Tomato sales are my favorite! Whenever I see them I load up on as many tomatoes as I can carry. Fresh, ripe tomatoes are great for salads, sandwiches, and overall snacking. Too ripe tomatoes are great for roasting and using immediately or freezing ahead for uses in sauces, soups, and much more! Either way you win so you can never have too many tomatoes!


Ingredients:--Makes about 10 servings

  • 3 lbs tomatoes (I make this recipe with all types of tomatoes)

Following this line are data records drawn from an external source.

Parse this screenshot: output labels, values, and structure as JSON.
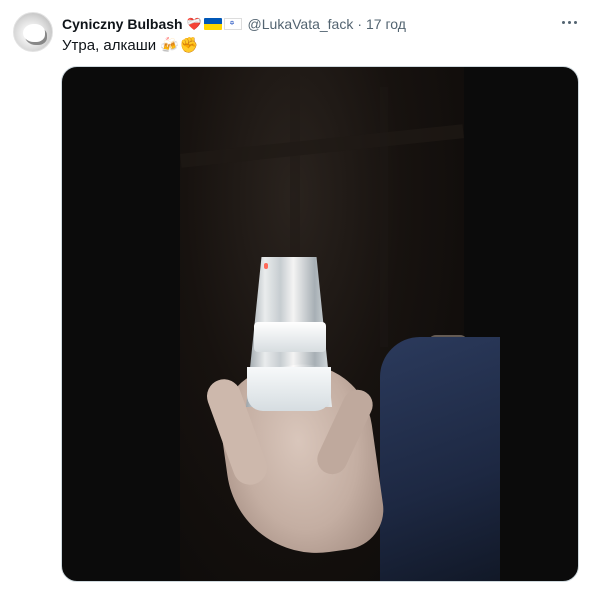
{
  "tweet": {
    "display_name": "Cyniczny Bulbash",
    "handle": "@LukaVata_fack",
    "separator": "·",
    "time": "17 год",
    "text": "Утра, алкаши",
    "badges": {
      "heart": "❤️‍🩹",
      "ukraine_flag_colors": [
        "#0057b7",
        "#ffd700"
      ],
      "israel_flag_color": "#0038b8"
    },
    "emojis": [
      "🍻",
      "✊"
    ],
    "more_icon": "more-horizontal-icon",
    "media": {
      "type": "video"
    }
  },
  "colors": {
    "text_primary": "#0f1419",
    "text_secondary": "#536471",
    "media_bg": "#0b0b0b"
  }
}
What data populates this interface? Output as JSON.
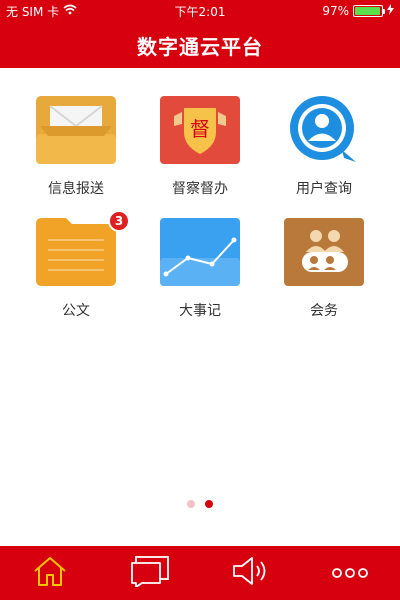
{
  "status_bar": {
    "carrier": "无 SIM 卡",
    "time": "下午2:01",
    "battery_percent": "97%",
    "battery_level": 0.97
  },
  "header": {
    "title": "数字通云平台"
  },
  "apps": [
    {
      "label": "信息报送",
      "icon": "mailbox-icon"
    },
    {
      "label": "督察督办",
      "icon": "supervision-shield-icon",
      "glyph": "督"
    },
    {
      "label": "用户查询",
      "icon": "user-search-icon"
    },
    {
      "label": "公文",
      "icon": "document-folder-icon",
      "badge": "3"
    },
    {
      "label": "大事记",
      "icon": "line-chart-icon"
    },
    {
      "label": "会务",
      "icon": "meeting-icon"
    }
  ],
  "pager": {
    "total": 2,
    "active_index": 1
  },
  "tab_bar": {
    "tabs": [
      {
        "icon": "home-icon"
      },
      {
        "icon": "message-icon"
      },
      {
        "icon": "speaker-icon"
      },
      {
        "icon": "more-icon"
      }
    ]
  },
  "colors": {
    "brand": "#d7000f",
    "tab_active": "#f7c600",
    "tab_inactive": "#ffffff",
    "label_text": "#333333"
  }
}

  • ¼ c extra virgin olive oil

  • 1 Tb chopped fresh thyme (or basil, rosemary, etc)

  • 1 cup toasted slivered almonds

  • 3 Garlic cloves (finely chopped)



  1. Preheat oven to 375 degrees and place rack in the center of the oven.

  2. Slice the tomatoes in half, remove stems and if you prefer, scoop out the seeds (I skip this step sometimes)

  3. Lay tomatoes cut side up in a baking dish (some juices will be released so make sure it’s deep enough to hold the liquid) and drizzle with olive oil, then sprinkle with garlic and thyme.

  4. Roast for 40 minutes then increase the oven temperature to 400 degrees and roast for 20 more minutes or until tomatoes are caramelized.

  5. Turn the oven off and allow tomatoes to sit in the oven for about 10-20 minutes then remove and allow to cool.

  6. Use them whole for sandwiches, tossed into pasta, omelettes or salads. Or puree them and turn them into tomato sauce. Or freeze them whole and figure out what to do with them later. If frozen properly they should hold for about 6 months.